Enquanto o continente é soterrado pelo lixo, a indústria do plástico segue crescendo
Sharon Lerner
ROSEMARY NYAMBURA PASSA os fins de semana coletando plástico com sua tia Miriam no lixão de Dandora, em Nairóbi, capital do Quênia. O trabalho é exaustivo e toma tempo, pois as garrafas de plástico que elas vendem para outros comerciantes de resíduos são encontradas em meio a seringas, cacos de vidro, fezes, capas de celulares, controles remotos, solas de calçados, bugigangas, brinquedos, bolsas, embalagens, sacolas e uma quantidade incontável de películas plásticas. Mas Rosemary, de 11 anos, acredita que o esforço vale a pena. A maior parte de seus seis primos – com os quais ela vive desde que sua mãe faleceu – abandonou o ensino médio porque a tia dela não tinha condições de pagar a mensalidade escolar. Se Rosemary concluir a escola e cursar a faculdade de medicina, ela promete voltar a Dandora. “Vejo como as pessoas ficam muito doentes aqui”, disse a menina num sábado recente, enquanto escalava um monte de lixo com odor rançoso. “Se eu me tornar médica, inclusive ajudaria elas de graça.”
Com o valor que recebe em troca das coletas, vai demorar até Rosemary ter o suficiente para bancar seus estudos. Qualquer coisa que valha o mínimo que seja é disputada no lixão de Dandora, que se espalha por uma área de mais de 12 hectares na região leste da capital queniana. Grupos de empresários locais controlam quem negocia e coleta materiais no lixão, além de cobrarem tarifas para o acesso a certos locais. Pássaros, vacas e cabras já demarcaram suas áreas de alimentação. E os catadores por vezes brigam entre si pelos melhores achados. Sobras de comida de avião podem gerar disputas acirradas. Quem ganha devora completamente cada pedaço de pãozinho velho e seco, carne congelada e massa passada do ponto. O conteúdo dos potinhos de manteiga também é consumido. Em seguida, as embalagens plásticas são jogadas em enormes pilhas de resíduos.
Às margens do lixão, atravessadores compram garrafas PET – material que Miriam coleta sete dias por semana, recebendo menos de cinco centavos de dólar por quilo. O valor é maior do que o obtido em troca de embalagens de papelão, mas muito menor do que a quantia paga por latas. Para encontrar um quilo de garrafas plásticas, é necessário procurar por horas ou mesmo dias. E as bolsas que acomodam o material, chamadas de diblas, são muito grandes e pesadas para serem carregadas por crianças.
A entidade local Dandora HipHop City encontrou uma forma de ajudar crianças que vivem perto do lixão e não têm resistência física ou tempo para catar e carregar um quilo de lixo. A organização trabalha para que elas consigam obter algo em troca de poucas garrafas ou pedaços de plástico. No “banco” criado pela entidade, um espaço modesto a uma quadra do aterro, é possível trocar lixo por pontos, que podem ser usados para a aquisição de óleo de cozinha, farinha, vegetais e outros itens essenciais. Fundada por um artista do hip hop que cresceu na região, a organização também desenvolve um programa voltado a jovens. Em um prédio que fica junto ao lixão, ornado com pintura manual e sucatas utilizadas como cadeiras e sofás, a organização oferece um espaço para escrita, práticas musicais em computadores velhos, jogos ou para simplesmente passar o tempo.
Mas as quantias irrisórias que o grupo obtém em troca do plástico coletado não cobre o custo dos alimentos oferecidos pelo banco.

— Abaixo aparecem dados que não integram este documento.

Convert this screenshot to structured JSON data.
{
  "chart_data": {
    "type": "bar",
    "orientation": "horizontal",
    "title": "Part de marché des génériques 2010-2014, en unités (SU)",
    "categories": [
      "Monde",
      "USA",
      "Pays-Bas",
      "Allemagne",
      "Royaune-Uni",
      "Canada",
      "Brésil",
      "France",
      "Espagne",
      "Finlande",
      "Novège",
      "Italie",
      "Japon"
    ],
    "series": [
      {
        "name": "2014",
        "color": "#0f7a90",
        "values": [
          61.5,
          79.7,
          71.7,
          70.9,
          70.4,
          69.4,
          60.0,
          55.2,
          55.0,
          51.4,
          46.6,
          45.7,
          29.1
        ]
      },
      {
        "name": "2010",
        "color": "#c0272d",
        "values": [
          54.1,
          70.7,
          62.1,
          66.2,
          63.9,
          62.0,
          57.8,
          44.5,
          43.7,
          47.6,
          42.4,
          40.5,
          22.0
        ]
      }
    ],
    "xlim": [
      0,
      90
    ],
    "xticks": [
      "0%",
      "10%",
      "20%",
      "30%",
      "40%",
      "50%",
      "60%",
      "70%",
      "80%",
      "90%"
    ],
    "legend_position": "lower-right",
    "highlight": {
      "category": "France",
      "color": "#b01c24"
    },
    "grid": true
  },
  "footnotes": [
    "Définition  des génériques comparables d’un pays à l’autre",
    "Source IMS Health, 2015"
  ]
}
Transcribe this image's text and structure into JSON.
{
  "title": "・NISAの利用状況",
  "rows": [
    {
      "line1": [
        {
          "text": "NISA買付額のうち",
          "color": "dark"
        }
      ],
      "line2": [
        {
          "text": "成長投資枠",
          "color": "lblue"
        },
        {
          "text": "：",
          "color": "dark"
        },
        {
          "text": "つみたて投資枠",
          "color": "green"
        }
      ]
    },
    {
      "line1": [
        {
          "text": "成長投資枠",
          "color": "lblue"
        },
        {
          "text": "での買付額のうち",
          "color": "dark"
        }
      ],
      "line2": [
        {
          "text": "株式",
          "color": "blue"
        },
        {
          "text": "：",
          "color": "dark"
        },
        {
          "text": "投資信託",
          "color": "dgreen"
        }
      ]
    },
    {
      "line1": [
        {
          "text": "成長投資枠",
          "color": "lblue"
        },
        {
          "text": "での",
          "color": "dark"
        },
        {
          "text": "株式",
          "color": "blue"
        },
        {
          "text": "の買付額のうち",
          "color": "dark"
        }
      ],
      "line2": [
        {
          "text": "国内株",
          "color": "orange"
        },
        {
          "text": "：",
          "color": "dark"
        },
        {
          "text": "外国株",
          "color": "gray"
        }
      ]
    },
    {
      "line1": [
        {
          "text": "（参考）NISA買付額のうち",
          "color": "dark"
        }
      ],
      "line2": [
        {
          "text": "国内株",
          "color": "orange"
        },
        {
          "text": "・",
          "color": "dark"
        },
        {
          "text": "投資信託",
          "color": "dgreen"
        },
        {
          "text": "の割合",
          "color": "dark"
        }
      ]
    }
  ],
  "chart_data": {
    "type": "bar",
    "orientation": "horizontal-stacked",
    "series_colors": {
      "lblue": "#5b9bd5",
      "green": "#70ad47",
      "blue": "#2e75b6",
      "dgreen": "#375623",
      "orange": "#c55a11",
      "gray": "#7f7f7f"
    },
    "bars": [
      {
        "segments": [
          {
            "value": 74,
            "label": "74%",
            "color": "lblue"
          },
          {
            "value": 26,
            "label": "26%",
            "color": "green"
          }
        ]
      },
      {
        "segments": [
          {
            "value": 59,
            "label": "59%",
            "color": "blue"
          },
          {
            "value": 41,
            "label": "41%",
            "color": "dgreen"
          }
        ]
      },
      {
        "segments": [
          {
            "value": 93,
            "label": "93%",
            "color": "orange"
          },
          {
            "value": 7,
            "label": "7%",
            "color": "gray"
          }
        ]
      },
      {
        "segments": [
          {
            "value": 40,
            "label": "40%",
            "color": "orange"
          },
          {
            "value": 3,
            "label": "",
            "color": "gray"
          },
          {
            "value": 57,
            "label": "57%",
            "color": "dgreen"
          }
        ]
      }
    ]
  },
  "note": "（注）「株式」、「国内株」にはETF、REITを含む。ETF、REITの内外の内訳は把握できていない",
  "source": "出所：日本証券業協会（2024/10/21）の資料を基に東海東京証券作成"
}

Diante disso, a entidade tem usado doações de empregados e amigos para bancar suas atividades. A Dandora HipHop City buscou apoio junto à Coca-Cola, que parecia o parceiro empresarial perfeito. De um lado, avaliada em mais de 200 bilhões de dólares, a gigante do setor de bebidas vê a África como “um dos principais motores de crescimento para que a empresa avance”, conforme declaração recente do CEO James Quincey. De outro, as crianças de Dandora, que sofrem de fome, negligência e diversos problemas de saúde relacionados ao lixão e coletam muitas garrafas da empresa – por vezes, catando o material quando deveriam estar na escola.